O próprio relatório inspetivo menciona expressamente  que a Requerente, confrontada com a posição da ATA, procedeu às retenções na fonte.

Nos termos do art. 43º, nº 1 do Código de Procedimento e Processo Tributário “São devidos juros indemnizatórios quando se determine em reclamação graciosa ou impugnação judicial, que houve erro imputável aos serviços de que resulte pagamento da dívida tributária em montante superior ao legalmente devido”.

Face ao acima exposto, entende-se  que o erro na retenção na fonte tem a sua origem na observância pela Requerente da posição da ATA, que decidiu observar, pelo que se verifica a ocorrência  de erro imputável aos serviços, sendo, pois, devidos juros indemnizatórios sobre a quantia indevidamente paga, desde a data do pagamento indevido até à data da emissão da respetiva nota de crédito (art. 61º, nº 3 do CPPT).

 

 

IV-      DECISÃO

 

 

                                   Termos em que se decide:

  1. Julgar parcialmente procedente o presente pedido de declaração de ilegalidade e anulação da retenção na fonte ajuizada, no valor de 102.620,00 € (cento e dois mil seiscentos e vinte euros).
  2. Julgar  improcedente o pedido de declaração de ilegalidade e anulação da retenção  na fonte no montante de 89.674 € (oitenta e nove mil seiscentos e setenta e quatro euros), não se declarando a anulação da retenção na fonte nesta parte.
  3. Condenar a Requerida a pagar à Requerente juros indemnizatórios sobre o valor da retenção na fonte anulado desde a data do pagamento até è emissão da respetiva nota de crédito.

 

Fixa-se o valor do processo em € 192.294,00 (cento e noventa e dois mil, duzentos e noventa e quatro euros) e o valor da correspondente taxa de arbitragem em 3 672.00 €  (três mil seiscentos e setenta e dois euros) nos termos da Tabela I do Regulamento de Custas dos Processos de Arbitragem Tributária.

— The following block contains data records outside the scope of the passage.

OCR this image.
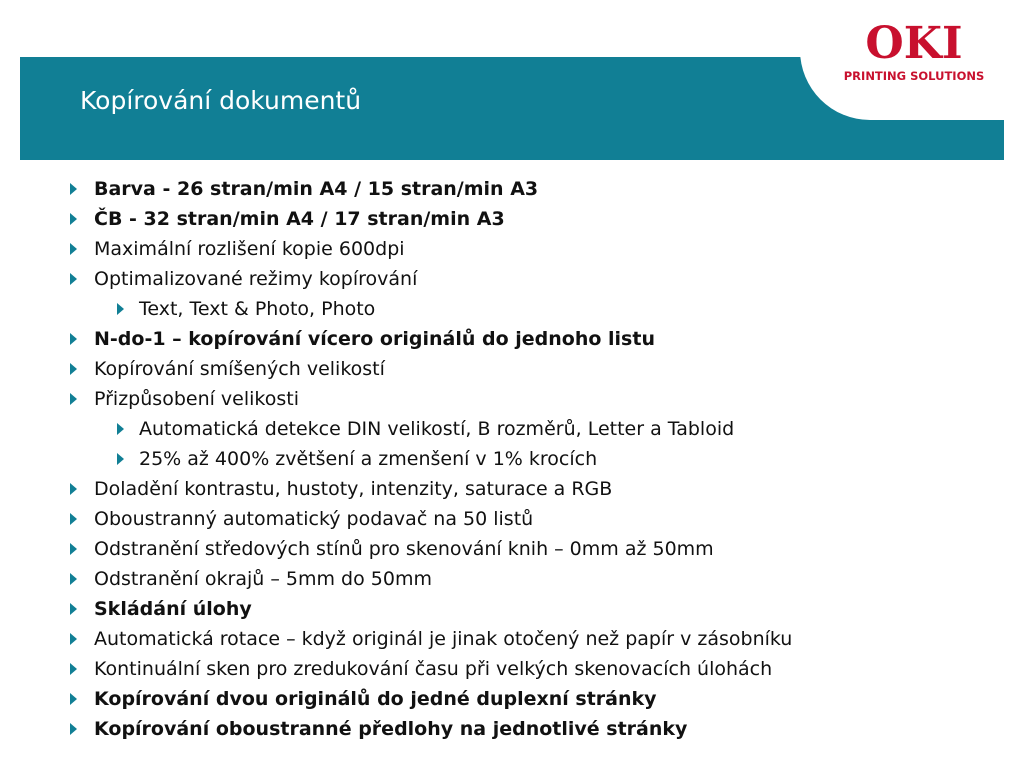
OKI
PRINTING SOLUTIONS
Kopírování dokumentů
Barva - 26 stran/min A4 / 15 stran/min A3
ČB - 32 stran/min A4 / 17 stran/min A3
Maximální rozlišení kopie 600dpi
Optimalizované režimy kopírování
Text, Text & Photo, Photo
N-do-1 – kopírování vícero originálů do jednoho listu
Kopírování smíšených velikostí
Přizpůsobení velikosti
Automatická detekce DIN velikostí, B rozměrů, Letter a Tabloid
25% až 400% zvětšení a zmenšení v 1% krocích
Doladění kontrastu, hustoty, intenzity, saturace a RGB
Oboustranný automatický podavač na 50 listů
Odstranění středových stínů pro skenování knih – 0mm až 50mm
Odstranění okrajů – 5mm do 50mm
Skládání úlohy
Automatická rotace – když originál je jinak otočený než papír v zásobníku
Kontinuální sken pro zredukování času při velkých skenovacích úlohách
Kopírování dvou originálů do jedné duplexní stránky
Kopírování oboustranné předlohy na jednotlivé stránky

Custas a cargo da Requerente e da entidade Requerida, na proporção de 46,63 % a cargo da requerente e  de % 53,37   a  cargo da entidade Requerida.

 

 

 

Lisboa, 12/12/2013

 

Árbitro Presidente,

 

__________________________

(Manuel Luís Macaísta Malheiros)

 

 Árbitro Vogal,

 

__________________________

(Maria Celeste Cardona)

 

 

Árbitro Vogal (Relator),

 

__________________________

(Marcolino Pisão Pedreiro)

 

 



[1] Decreto Lei nº 410/89, de 21 de Dezembro.

[2] Pode ainda ler-se no acórdão de 11-01-2011, proferido no proc.  04357/10, “(…)só os lançamentos feitos em conta de sócio (e que não se prova que respeitem a alegados mútuos) se presumem, face ao disposto no nº 4 do art. 7º do CIRS, feitos a título de lucros ou adiantamento de lucros.” No mesmo sentido também o acórdão do mesmo Tribunal de 25.11.2008.
 

[3] Nos termos do art. 1143º do Código Civil a forma dos contratos de mútuo depende do seu montante sendo que para  os de valor não superior a 2000 € (à data dos factos, atualmente 2500€) não é exigida a forma escrita. Cfr. Pires de Lima-Antunes Varela, Código Civil anotado, 2ª edição, 1981,  Vol. II, pag. 603 (anotação ao art. 1143º do CC)

[4] O atual nº 4 do art. 6º do CIRS, corresponde ao nº 4, do art. 7º na versão inicial do diploma.